Nvidia (NVDA  ) shares were slightly higher following the company's Q3 results which showed a beat on the top line but a miss on the bottom line. The company's results are closely monitored by analysts and investors as it's considered a leading indicator of the prospects of the tech industry. And based on these results, it's clear that enterprise spending in segments like data centers and cloud computing remain strong but all the other categories are dealing with brutal recessions.
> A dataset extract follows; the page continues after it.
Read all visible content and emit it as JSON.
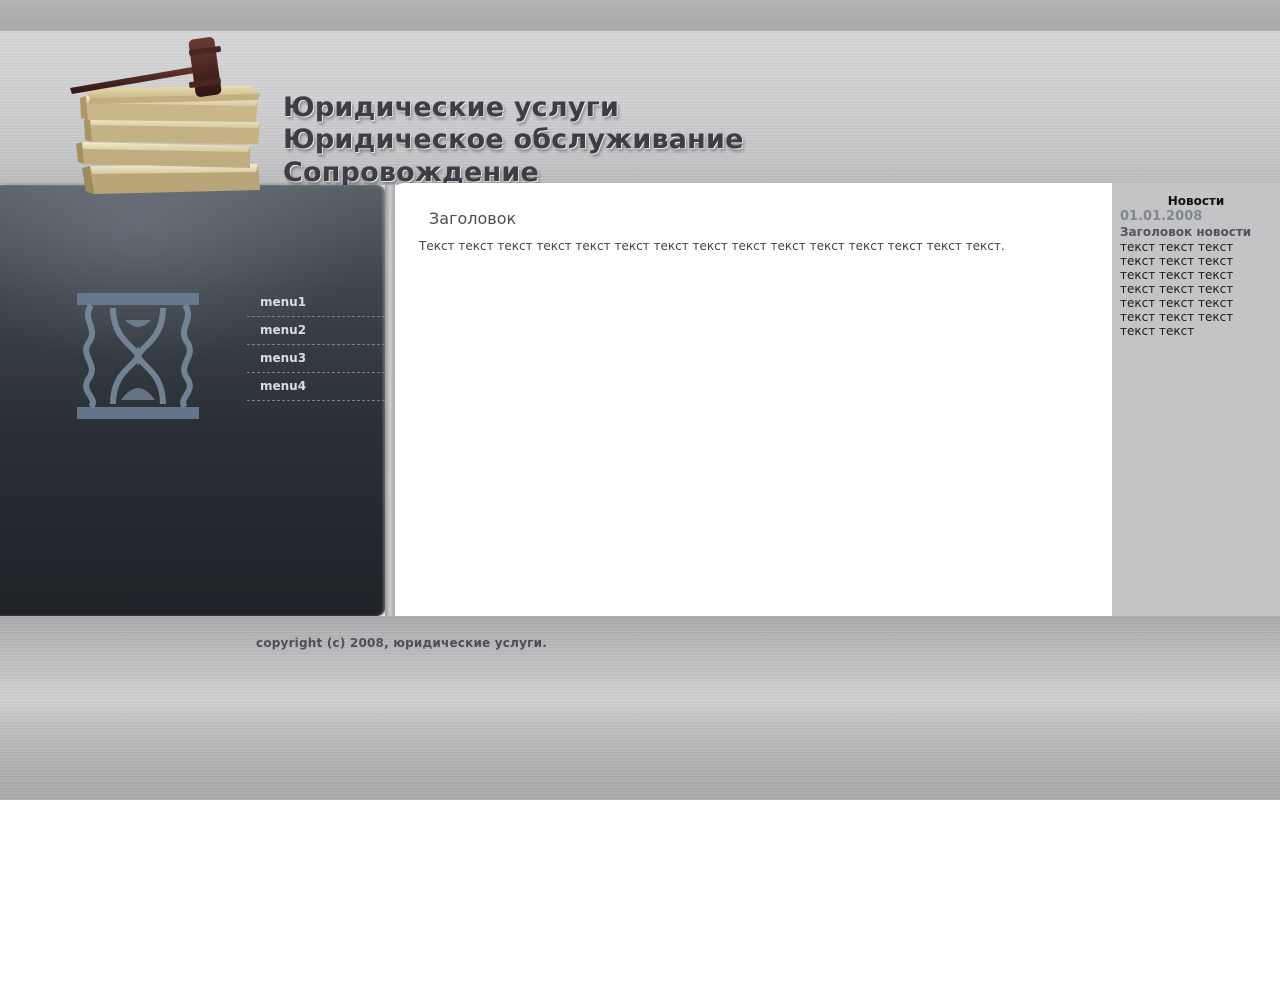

Overall, Nvidia shares are down by 44% YTD. Even despite the company's share price dropping, its valuation continues to improve. Currently, the stock has a P/E of 69 and a forward P/E of 37, while it's had a triple-digit EPS for much of the past few years. It's also a standout with 33% profit margins and the company's dividend is tiny at 0.1% but it's likely to grow fast, giving the stock another appeal.

Inside the Numbers

In Q3, Nvidia reported earnings per share of $0.58 which came in below analysts' consensus expectations of $0.69 per share in earnings. Revenue topped at $5.9 billion vs $5.8 billion which was 17% lower than last year. For Q4, the company is forecasting $6 billion in revenue which is slightly below estimates of $6.1 billion.

A big factor in the stock's recent decline is weakness in gross margins due to lower demand from China for data center chips. Overall, gross margins were down to 53.6% from 64% last year.

Gross margin for the third quarter was down 11.6 percentage points to 53.6%, which the company attributed to taking an inventory charge because of low demand for data center chips in China. Revenue was down 17% on a year-on-year basis. It does see gross margins recovering into next year back to the mid-60% range.

Until about a few months ago, semiconductor stocks seemed to be insulated from the economic and market weakness as enterprise spending remained strong even while consumer demand weakened. This is clearly not the case as orders have been slashed and many of its customers are now dealing with excess inventories.

As a result, the company is slowing hiring and focusing on costs. For the first time in years, Nvidia's products are being discounted. Previously, there had been shortages and high prices on secondary markets due to strength in gaming and cryptocurrencies.